O governador do Amazonas, Roberto Cidade, apresentou um conjunto de projetos voltados à bioeconomia, transição energética e conectividade digital para uma delegação liderada pela embaixadora da União Europeia no Brasil, Marian Schuegraf. O encontro, realizado em Manaus com diplomatas de 17 países-membros do bloco, buscou atrair investimentos internacionais sustentáveis para os municípios do interior do estado. A iniciativa visa estruturar alternativas de renda para as populações locais e mitigar a dependência econômica em relação à capital, aproveitando a manutenção de mais de 90% da cobertura florestal do território.
A estrutura econômica do Amazonas enfrenta o desafio histórico da concentração de renda e de infraestrutura na capital. Enquanto Manaus centraliza as atividades industriais por meio do modelo da Zona Franca, os municípios do interior sofrem com o isolamento geográfico e com a escassez de matrizes produtivas dinâmicas, o que eleva a pressão social sobre os recursos naturais.
Durante as discussões sobre o Acordo Mercosul-União Europeia, o governo estadual detalhou gargalos logísticos crônicos e defendeu a necessidade de investimentos na rodovia BR-319, além de aportes nas redes de saúde, segurança pública e telecomunicações.
Para tentar reverter o panorama de baixa industrialização nas cidades ribeirinhas, o plano estadual aposta no beneficiamento tecnológico de produtos florestais não madeireiros. A estratégia busca agregar valor à produção extrativista sem desestruturar os modos de vida das comunidades tradicionais, alinhando a conservação ambiental à geração de emprego qualificado.

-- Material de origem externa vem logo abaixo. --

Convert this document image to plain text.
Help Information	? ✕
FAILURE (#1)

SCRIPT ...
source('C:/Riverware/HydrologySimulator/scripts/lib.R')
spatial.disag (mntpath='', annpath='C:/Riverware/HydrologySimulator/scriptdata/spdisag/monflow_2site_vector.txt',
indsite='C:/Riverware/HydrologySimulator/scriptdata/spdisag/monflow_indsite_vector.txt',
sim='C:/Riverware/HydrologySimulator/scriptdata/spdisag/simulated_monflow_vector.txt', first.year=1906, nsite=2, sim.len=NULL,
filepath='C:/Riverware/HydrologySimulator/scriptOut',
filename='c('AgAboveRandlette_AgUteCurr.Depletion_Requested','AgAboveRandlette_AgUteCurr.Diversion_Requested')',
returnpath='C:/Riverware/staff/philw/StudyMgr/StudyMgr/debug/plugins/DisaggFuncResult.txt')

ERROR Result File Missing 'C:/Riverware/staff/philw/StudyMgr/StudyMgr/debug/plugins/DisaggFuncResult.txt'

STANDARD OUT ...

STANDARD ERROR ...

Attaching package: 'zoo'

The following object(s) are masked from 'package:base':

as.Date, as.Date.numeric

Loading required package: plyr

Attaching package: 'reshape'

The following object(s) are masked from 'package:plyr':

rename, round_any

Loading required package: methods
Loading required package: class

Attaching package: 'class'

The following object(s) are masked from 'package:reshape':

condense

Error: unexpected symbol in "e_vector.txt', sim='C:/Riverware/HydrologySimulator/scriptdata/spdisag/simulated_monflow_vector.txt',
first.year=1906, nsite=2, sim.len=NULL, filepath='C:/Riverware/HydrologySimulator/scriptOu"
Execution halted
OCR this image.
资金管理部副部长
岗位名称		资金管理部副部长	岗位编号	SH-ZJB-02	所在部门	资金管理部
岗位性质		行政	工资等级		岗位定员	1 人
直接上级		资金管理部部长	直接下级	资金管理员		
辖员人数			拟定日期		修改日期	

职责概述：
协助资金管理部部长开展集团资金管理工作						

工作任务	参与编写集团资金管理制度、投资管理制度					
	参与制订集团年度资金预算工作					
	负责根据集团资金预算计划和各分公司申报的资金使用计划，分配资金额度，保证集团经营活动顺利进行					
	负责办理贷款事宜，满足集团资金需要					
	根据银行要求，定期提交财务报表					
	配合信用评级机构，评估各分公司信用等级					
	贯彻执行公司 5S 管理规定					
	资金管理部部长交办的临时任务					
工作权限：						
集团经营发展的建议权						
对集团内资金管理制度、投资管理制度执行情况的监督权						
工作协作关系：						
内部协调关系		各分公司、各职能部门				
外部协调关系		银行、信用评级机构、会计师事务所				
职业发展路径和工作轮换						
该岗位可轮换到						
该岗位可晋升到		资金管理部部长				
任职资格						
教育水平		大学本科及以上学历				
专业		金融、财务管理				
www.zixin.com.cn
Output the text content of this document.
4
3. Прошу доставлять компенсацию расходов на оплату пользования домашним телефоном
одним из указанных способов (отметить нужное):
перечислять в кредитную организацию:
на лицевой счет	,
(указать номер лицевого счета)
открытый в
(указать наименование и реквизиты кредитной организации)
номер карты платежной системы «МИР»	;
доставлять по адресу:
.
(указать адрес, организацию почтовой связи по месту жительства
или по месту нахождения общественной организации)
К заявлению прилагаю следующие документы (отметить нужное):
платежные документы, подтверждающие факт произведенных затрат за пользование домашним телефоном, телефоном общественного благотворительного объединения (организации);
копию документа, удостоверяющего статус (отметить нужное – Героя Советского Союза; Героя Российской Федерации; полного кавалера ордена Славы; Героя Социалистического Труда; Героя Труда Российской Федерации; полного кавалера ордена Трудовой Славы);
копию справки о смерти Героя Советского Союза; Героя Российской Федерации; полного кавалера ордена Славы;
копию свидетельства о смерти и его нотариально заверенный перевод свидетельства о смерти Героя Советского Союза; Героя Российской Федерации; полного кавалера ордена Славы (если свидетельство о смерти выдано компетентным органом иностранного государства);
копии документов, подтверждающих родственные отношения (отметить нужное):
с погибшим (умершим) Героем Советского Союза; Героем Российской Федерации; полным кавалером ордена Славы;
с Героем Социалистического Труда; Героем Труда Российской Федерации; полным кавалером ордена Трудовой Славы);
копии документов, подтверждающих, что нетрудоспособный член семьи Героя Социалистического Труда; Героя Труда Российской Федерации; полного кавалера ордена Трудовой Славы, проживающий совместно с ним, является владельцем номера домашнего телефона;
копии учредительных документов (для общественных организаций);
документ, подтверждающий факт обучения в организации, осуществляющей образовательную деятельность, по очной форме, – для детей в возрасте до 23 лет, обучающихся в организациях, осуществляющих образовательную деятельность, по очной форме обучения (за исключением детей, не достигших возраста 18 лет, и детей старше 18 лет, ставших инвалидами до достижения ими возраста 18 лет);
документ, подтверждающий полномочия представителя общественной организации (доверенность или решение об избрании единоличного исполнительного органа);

O Plano Estadual de Bioeconomia, aprovado no ano anterior, estabelece diretrizes para a fusão de conhecimentos tradicionais com inovação laboratorial. Um dos exemplos práticos da aplicação dessa política é o beneficiamento do açaí liofilizado. O processo transforma o fruto em pó, contornando as restrições logísticas de perecibilidade e viabilizando o transporte de longa distância para mercados consumidores externos.
No entanto, o avanço desses novos eixos econômicos e o monitoramento ambiental dependem diretamente da universalização de serviços básicos. A falta de redes de comunicação eficientes nas calhas dos rios amazônicos atua hoje como um entrave para a modernização das cooperativas e para a própria governança do território.
O modelo de desenvolvimento baseado na exploração mineral e de gás divide espaço com a agenda de conservação estrita cobrada pelo bloco europeu. O vice-governador Serafim Corrêa pontuou que o foco normativo do estado está em conectar a biodiversidade regional ao mercado global, abrindo canais comerciais com os Estados Unidos, Japão e Europa.
“Hoje o nosso Estado, como todos sabem, tem mais de 90% da floresta preservada, nós temos o melhor modelo econômico do norte do país com a Zona Franca, nós temos uma cidade de Manaus que tem uma economia muito diferenciada do restante dos outros municípios, mas nós precisamos atrair investimentos, nós precisamos do apoio da União Europeia, do apoio dos países desenvolvidos para criar novas matrizes econômicas e oportunidades para cada município”, afirmou o governador Roberto Cidade.
A embaixadora Marian Schuegraf sinalizou a disposição do bloco em financiar tanto as cadeias extrativistas quanto a infraestrutura tecnológica do estado: “A União Europeia quer se engajar em toda a envergadura dos investimentos e da cooperação. Pode ser, como o governador disse, na bioeconomia com produtos tradicionais, mas pode ser também uma cooperação para estabelecer conectividade digital em áreas remotas na Amazônia”, declarou a diplomata.
Após a rodada de apresentações na capital paraense, as equipes técnicas da Secretaria de Estado de Desenvolvimento Econômico, Ciência, Tecnologia e Inovação (Sedecti) darão início à formatação dos cadernos de encargos específicos para os projetos de conectividade digital. O Escritório de Representação do Ministério das Relações Exteriores na Região Norte acompanhará o cronograma de reuniões bilaterais entre os técnicos do Amazonas e as agências de cooperação europeias. O objetivo das próximas etapas é definir os critérios de auditoria ambiental e os mecanismos de salvaguarda social necessários para a liberação dos fundos internacionais de financiamento à bioeconomia.